Hike funding

As city seeks help, path to more road funding unclear

Indianapolis officials are seeking options from the state government that could help the city fill a funding gap of up to $1 billion a year for roads and transportation infrastructure.

Local money for roads typically comes largely from the state, but Indiana’s road funding formula allocates gas tax funds and other revenue per central lane mile rather than per global lane miles, favoring smaller communities with fewer multi-lane streets.

Indianapolis, due to its position as the largest city in the state, has many multi-lane arteries, including all former state highways within the Interstate-465 loop.

Department of Public Works Director Dan Parker said one of the city’s strategies is to talk to state lawmakers about funding options, but he’s not looking for the formula.

“I’ve been at the Statehouse long enough to know that you don’t change a formula, because every time you change a formula there’s a winner and then there’s a loser,” Parker said. “But are there other ways in which this help can come?”

It’s unclear how willing the Republican-dominated legislature is to help the Democratic-controlled city explore new options.

House Ways and Means Vice President Bob Cherry, R-Greenfield, said he hadn’t heard of the need Indianapolis identified, but noted that most local governments have more money than they have. usual due to a series of federal pandemic relief bills.

“I hI haven’t heard anything from Indianapolis about wanting more money,” Cherry said. “But I would be interested to know how they spent their money from the [Coronavirus Aid, Relief, and Economic Security] Legislation or other federal funding.

Minority Ways and Means Ranking member Greg Porter, D-Indianapolis, said he doesn’t believe Indianapolis is getting its “fair share” of funding, citing 2019 reports on Indiana officials discover error in the formula that had cost the city millions of dollars.

Porter said the state’s own nest egg could be a way to benefit communities across the state.

Asked if he thought there was an openness in the Legislative Assembly to explore other funding opportunities, Porter replied, “From a Democratic perspective, yes. We’re sitting on a $5 billion surplus…I think the possibilities could be there. It’s just a matter of whether we have the will to help local governments with transportation. But that shouldn’t include a tax hike, he added.

Late last year, Indiana officials projected the state’s surplus would exceed $5 billion by June 2022. Officials announced that month that the surplus had triggered an automatic tax refund of $545 million.

For Parker, the Indiana Department of Transportation’s recently launched Community Crossings grant program for local road projects was an example of funding that “didn’t exist forever” and could be created. But from the city’s perspective, it’s not particularly impactful.

“It helps us, but we don’t even get back what we put in there,” Parker said. “So, Indianapolis [taxpayers] We invest about $22 million a year in community crossings, but we’re only entitled to $1 million in return.

He said DPW had meanwhile tried to reduce its long-term maintenance costs by rebuilding streets with faulty foundations instead of paving them, and converting lanes on underused roads into cycle lanes and sidewalks.

Indianapolis has also embarked on a massive infrastructure push under Mayor Joe Hogsett, using bonds, grants and part of the city’s US federal bailout allocation. But that’s not enough to close the gap identified in the report by Indianapolis-based engineering firm HNTB Corp.

That gap is $70 million a year just to stay at current funding levels, which by 2025 would leave the city’s infrastructure in worse shape than it is now, according to the report.
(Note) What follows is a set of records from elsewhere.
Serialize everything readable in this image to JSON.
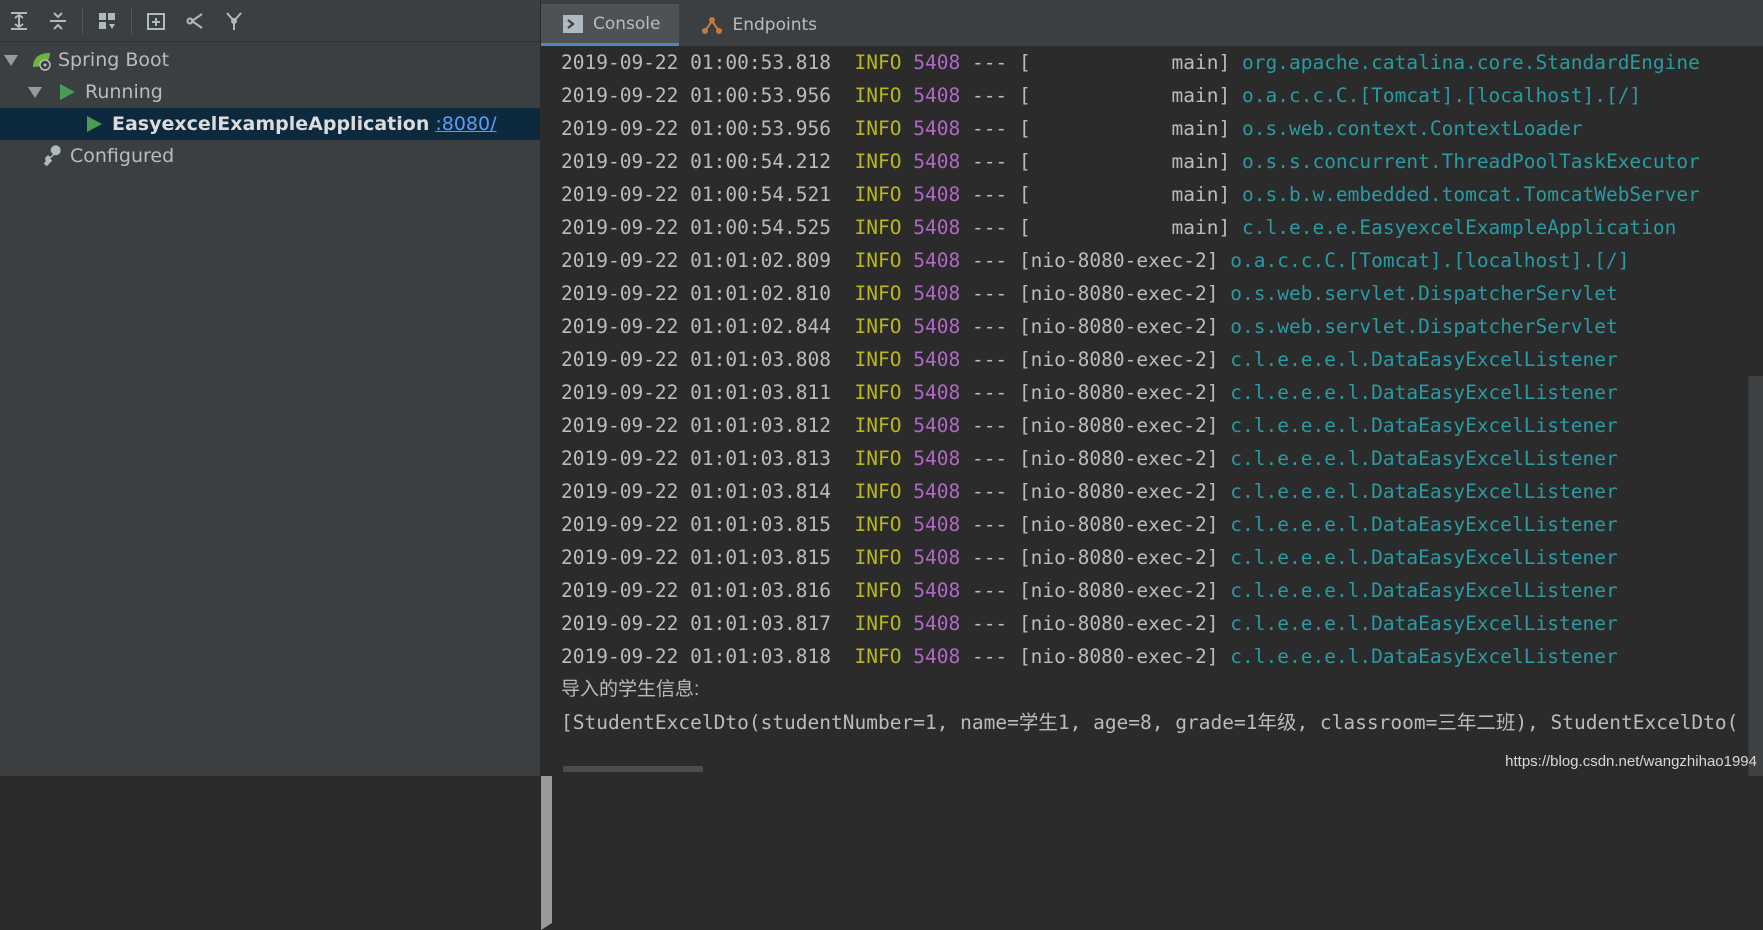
{
  "toolbar": {
    "icons": [
      "expand-all-icon",
      "collapse-all-icon",
      "group-by-icon",
      "new-service-icon",
      "filter-icon",
      "fork-icon"
    ]
  },
  "tree": {
    "root": {
      "label": "Spring Boot"
    },
    "running": {
      "label": "Running"
    },
    "app": {
      "label": "EasyexcelExampleApplication",
      "port_link": ":8080/"
    },
    "configured": {
      "label": "Configured"
    }
  },
  "tabs": [
    {
      "label": "Console",
      "icon": "console-icon",
      "active": true
    },
    {
      "label": "Endpoints",
      "icon": "endpoints-icon",
      "active": false
    }
  ],
  "console": {
    "lines": [
      {
        "date": "2019-09-22 01:00:53.818",
        "level": "INFO",
        "pid": "5408",
        "sep": "---",
        "thread": "[            main]",
        "logger": "org.apache.catalina.core.StandardEngine"
      },
      {
        "date": "2019-09-22 01:00:53.956",
        "level": "INFO",
        "pid": "5408",
        "sep": "---",
        "thread": "[            main]",
        "logger": "o.a.c.c.C.[Tomcat].[localhost].[/]"
      },
      {
        "date": "2019-09-22 01:00:53.956",
        "level": "INFO",
        "pid": "5408",
        "sep": "---",
        "thread": "[            main]",
        "logger": "o.s.web.context.ContextLoader"
      },
      {
        "date": "2019-09-22 01:00:54.212",
        "level": "INFO",
        "pid": "5408",
        "sep": "---",
        "thread": "[            main]",
        "logger": "o.s.s.concurrent.ThreadPoolTaskExecutor"
      },
      {
        "date": "2019-09-22 01:00:54.521",
        "level": "INFO",
        "pid": "5408",
        "sep": "---",
        "thread": "[            main]",
        "logger": "o.s.b.w.embedded.tomcat.TomcatWebServer"
      },
      {
        "date": "2019-09-22 01:00:54.525",
        "level": "INFO",
        "pid": "5408",
        "sep": "---",
        "thread": "[            main]",
        "logger": "c.l.e.e.e.EasyexcelExampleApplication"
      },
      {
        "date": "2019-09-22 01:01:02.809",
        "level": "INFO",
        "pid": "5408",
        "sep": "---",
        "thread": "[nio-8080-exec-2]",
        "logger": "o.a.c.c.C.[Tomcat].[localhost].[/]"
      },
      {
        "date": "2019-09-22 01:01:02.810",
        "level": "INFO",
        "pid": "5408",
        "sep": "---",
        "thread": "[nio-8080-exec-2]",
        "logger": "o.s.web.servlet.DispatcherServlet"
      },
      {
        "date": "2019-09-22 01:01:02.844",
        "level": "INFO",
        "pid": "5408",
        "sep": "---",
        "thread": "[nio-8080-exec-2]",
        "logger": "o.s.web.servlet.DispatcherServlet"
      },
      {
        "date": "2019-09-22 01:01:03.808",
        "level": "INFO",
        "pid": "5408",
        "sep": "---",
        "thread": "[nio-8080-exec-2]",
        "logger": "c.l.e.e.e.l.DataEasyExcelListener"
      },
      {
        "date": "2019-09-22 01:01:03.811",
        "level": "INFO",
        "pid": "5408",
        "sep": "---",
        "thread": "[nio-8080-exec-2]",
        "logger": "c.l.e.e.e.l.DataEasyExcelListener"
      },
      {
        "date": "2019-09-22 01:01:03.812",
        "level": "INFO",
        "pid": "5408",
        "sep": "---",
        "thread": "[nio-8080-exec-2]",
        "logger": "c.l.e.e.e.l.DataEasyExcelListener"
      },
      {
        "date": "2019-09-22 01:01:03.813",
        "level": "INFO",
        "pid": "5408",
        "sep": "---",
        "thread": "[nio-8080-exec-2]",
        "logger": "c.l.e.e.e.l.DataEasyExcelListener"
      },
      {
        "date": "2019-09-22 01:01:03.814",
        "level": "INFO",
        "pid": "5408",
        "sep": "---",
        "thread": "[nio-8080-exec-2]",
        "logger": "c.l.e.e.e.l.DataEasyExcelListener"
      },
      {
        "date": "2019-09-22 01:01:03.815",
        "level": "INFO",
        "pid": "5408",
        "sep": "---",
        "thread": "[nio-8080-exec-2]",
        "logger": "c.l.e.e.e.l.DataEasyExcelListener"
      },
      {
        "date": "2019-09-22 01:01:03.815",
        "level": "INFO",
        "pid": "5408",
        "sep": "---",
        "thread": "[nio-8080-exec-2]",
        "logger": "c.l.e.e.e.l.DataEasyExcelListener"
      },
      {
        "date": "2019-09-22 01:01:03.816",
        "level": "INFO",
        "pid": "5408",
        "sep": "---",
        "thread": "[nio-8080-exec-2]",
        "logger": "c.l.e.e.e.l.DataEasyExcelListener"
      },
      {
        "date": "2019-09-22 01:01:03.817",
        "level": "INFO",
        "pid": "5408",
        "sep": "---",
        "thread": "[nio-8080-exec-2]",
        "logger": "c.l.e.e.e.l.DataEasyExcelListener"
      },
      {
        "date": "2019-09-22 01:01:03.818",
        "level": "INFO",
        "pid": "5408",
        "sep": "---",
        "thread": "[nio-8080-exec-2]",
        "logger": "c.l.e.e.e.l.DataEasyExcelListener"
      }
    ],
    "import_header": "导入的学生信息:",
    "import_data": "[StudentExcelDto(studentNumber=1, name=学生1, age=8, grade=1年级, classroom=三年二班), StudentExcelDto("
  },
  "watermark": "https://blog.csdn.net/wangzhihao1994",
  "colors": {
    "level": "#b9b71e",
    "pid": "#b167c5",
    "logger": "#2a9aa3",
    "run_green": "#499c54",
    "link": "#589df6",
    "selection": "#0d293e"
  }
}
But the city actually needs an additional $1.07 billion a year to properly maintain and upgrade bridges, arterial and residential roads, sidewalks and other assets, according to the report.

The report itself was a first step in closing the gap, Parker said.

“If you are going to ask for additional help from any source, you have to be able to say: What is your request? What do you need ? Parker said. “…We had it based on estimates. This is now completely data driven.